PEDAL: 32 Resultant (ext), 32 Lieblich Gedackt (electronic),
32 Contra Bombarde (electronic), 16 Principal, 16 Bourdon, 16 Gemshorn (Gt), 16 Lieblich Gedackt (Sw), 16 Flauto Dolce (Ch ext), 8 Octave, 8 Gemshorn (Gt), 8 Gedeckt (ext), 4 Choralbass, III Mixture, 16 Bombarde (Ch ext), 16 Fagotto (Sw), 8 Bombarde (Ch), 4 Krummhorn (Ch), 16 Gedeckt (Chancel), 8 Floete (Chancel), Chimes (Gt), Gt-Ped 8, 4; Sw-Ped 8, 4; Ch-Ped 8, 4; Pos-Ped 8

=== Chapel organ ===
In 2001, St.
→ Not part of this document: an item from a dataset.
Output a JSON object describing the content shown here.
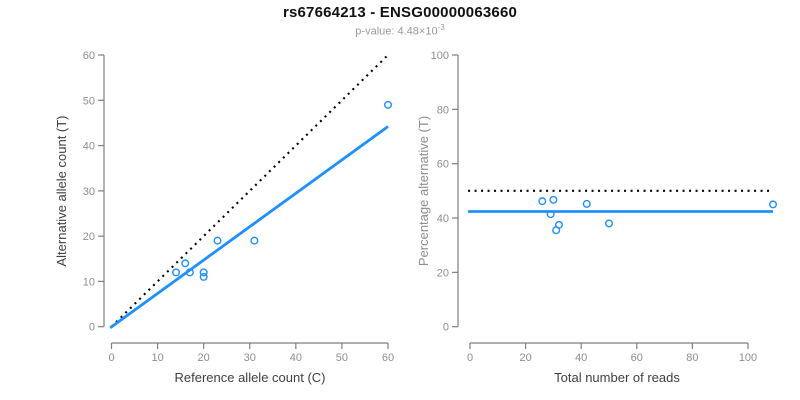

Matthew's obtained the Ontko Pipe Organ Opus 19a for use in the Education Building Chapel. The organ has 2 manuals, 5 registrations, and 7 ranks with electronic action. The Ontko Opus 19a stop list:
- Manual One: 8 Bourdon, 4 Prestant, 4 Quintaton, 2 Flute a bec, Cymbale III, 8 Trompette
- Manual Two: 8 Quintaton, 4 Flute a Cheminee, 2 Doublette, 1 1/3 Larigot, 8 Trompette, Tremulant
- Pedal: 16 Quintaton, 8 Bourdon, 4 Prestant, 8 Trompette

==Stained glass windows==
There are noteworthy stained glass windows in the sanctuary. The chancel contains the original 1872 Henry E. Sharp depictions of the Crucifixion and the four Evangelists. In 1912, 12 opalescent memorial windows were installed on the ground floor. These windows have been attributed to the Quaker City Stained Glass Company of Philadelphia. Of special merit are the two full-length windows of Martin Luther and Philipp Melanchthon. During the fire of 1965, sixteen windows in the upper gallery and organ loft were destroyed. Only the window of the Nativity at the rear of the south gallery was not damaged. This original window and its companion replacements, the Annunciation and the Holy Apostles, were products of the Hunt Studios in Pittsburgh. The remaining replacement gallery windows were by the studio of Franz Mayer & Co. of Munich, Germany represented by the studios of George L. Payne of Paterson, New Jersey.